JD Spielman, Nebraska ($9,400) Spielman shared the lead receiving role with Stanley Morgan Jr Jr. last year, catching 66 passes for 818 yards and 8 touchdowns despite missing a couple games and being limited in another. He averaged 6.6 receptions and 82 receiving yards per game last season and is one of the highest floor plays on the slate at receiver. His elite speed and ability to make the first man miss also gives him plenty of big-play potential and upside.
Others to Consider
Wan’Dale Robinson, Nebraska ($6,500) Comparisons to Rondale Moore may feel a bit cliche, but there are so many similarities between Moore and Robinson that it does make for a good starting point to the analysis. Moore was a 5-foot-8, 175-pound Kentucky star who passed up offers from schools like Alabama and Ohio State to go star in Jeff Brohm’s wide-open Purdue offense. Robinson was a 5-foot-9, 175-pound Kentucky star who passed up offers from teams like Alabama to go play in Scott Frost’s wide-open offense. Like Moore, Robinson has elite explosiveness and can take it the distance on any play. The presence of JD Spielman means Robinson won’t instantly become the go-to star like Moore did but that doesn’t mean he won’t make an instant impact. He should start the season as the No. 2 receiver for Nebraska and has a chance to makes waves in his debut on Saturday against South Alabama. If you cannot fit Spielman into your lineup, Robinson is a nice consolation prize at nearly $3,000 cheaper.

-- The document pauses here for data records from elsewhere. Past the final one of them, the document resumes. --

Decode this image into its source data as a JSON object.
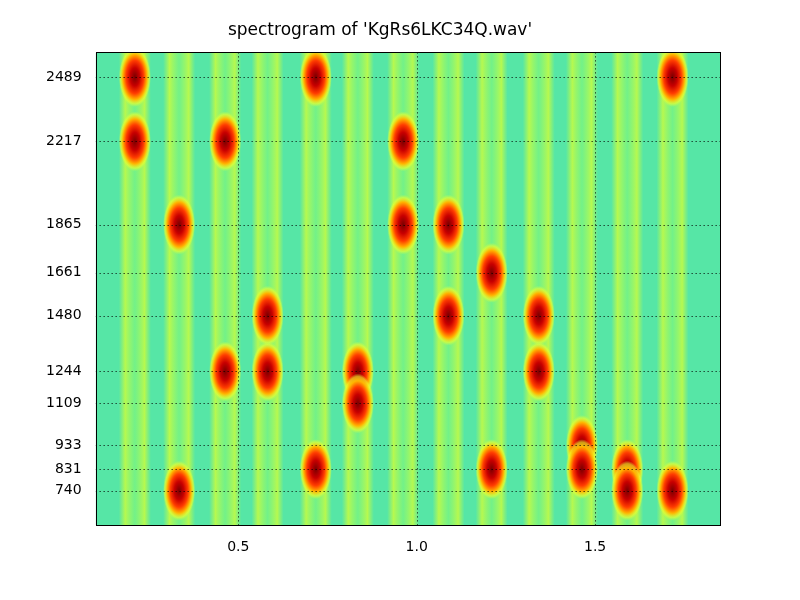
{
  "chart_data": {
    "type": "heatmap",
    "title": "spectrogram of 'KgRs6LKC34Q.wav'",
    "x": [
      0.21,
      0.334,
      0.463,
      0.582,
      0.717,
      0.835,
      0.962,
      1.089,
      1.21,
      1.342,
      1.463,
      1.59,
      1.717
    ],
    "frequencies": [
      [
        2489,
        2217
      ],
      [
        1865,
        740
      ],
      [
        2217,
        1244
      ],
      [
        1480,
        1244
      ],
      [
        2489,
        831
      ],
      [
        1244,
        1109
      ],
      [
        2217,
        1865
      ],
      [
        1865,
        1480
      ],
      [
        1661,
        831
      ],
      [
        1480,
        1244
      ],
      [
        933,
        831
      ],
      [
        831,
        740
      ],
      [
        2489,
        740
      ]
    ],
    "duration": 0.09,
    "xlim": [
      0.1,
      1.85
    ],
    "xticks": [
      {
        "value": 0.5,
        "label": "0.5"
      },
      {
        "value": 1,
        "label": "1.0"
      },
      {
        "value": 1.5,
        "label": "1.5"
      }
    ],
    "ylim": [
      594,
      2593
    ],
    "yticks": [
      740,
      831,
      933,
      1109,
      1244,
      1480,
      1661,
      1865,
      2217,
      2489
    ],
    "grid": true
  }
}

Jaylen Waddle, Alabama ($7,700) Waddle was second behind only Jerry Jeudy in receiving yards for Alabama last season with 848. Some of those were racked up in garbage time early in the season but by late in the year, he was one of Tagovailoa’s go-to targets. Waddle is listed as the co-starter at the H-receiver position with Jeudy but both should see the field together regularly. Waddle is especially intriguing because starting X-receiver Devonta Smith is rumored to be suspended for the first half on Saturday, which should open up a few extra snaps for Waddle. If you can’t afford to squeeze Jeudy into your lineup, Waddle is a strong Plan B at a savings $2,200.
Tyler Simmons (6,100), Demetris Robertson ($5,200), and Matt Landers, Georgia ($4,000) Georgia is starting over at wide receiver. Tyler Simmons leads all returning receivers from 2018 despite catching just nine passes. He will start at one outside spot and Jake Fromm named him as the player who he thinks will shoulder the land. Demetris Robertson will start in the slot. He put up big numbers as a freshman for California but didn’t do much last year for Georgia (109 rushing yards but no catches). He has reportedly had a strong offseason and Georgia should try to get it in his hands anyway they can — similar to how they used speedster Mecole Hardman last year. Landers played in four games last year but didn’t make a catch but is locked into a starting job outside. He is a big-bodied receiver who can go up and get it. Expect a couple deep balls in his direction. All three of these Georgia wide receivers are underpriced against Vanderbilt. Simmons looks like the safest bet. Robertson may have the most upside due to his big-play potential. Landers is the riskiest but that $4,000 price tag lets you do almost whatever you want with the rest of your lineup. If you want to fit in some of the elite players at other positions, you have to save somewhere. Taking a shot on one of these three underpriced Georgia options as your WR3 is a good way to do it.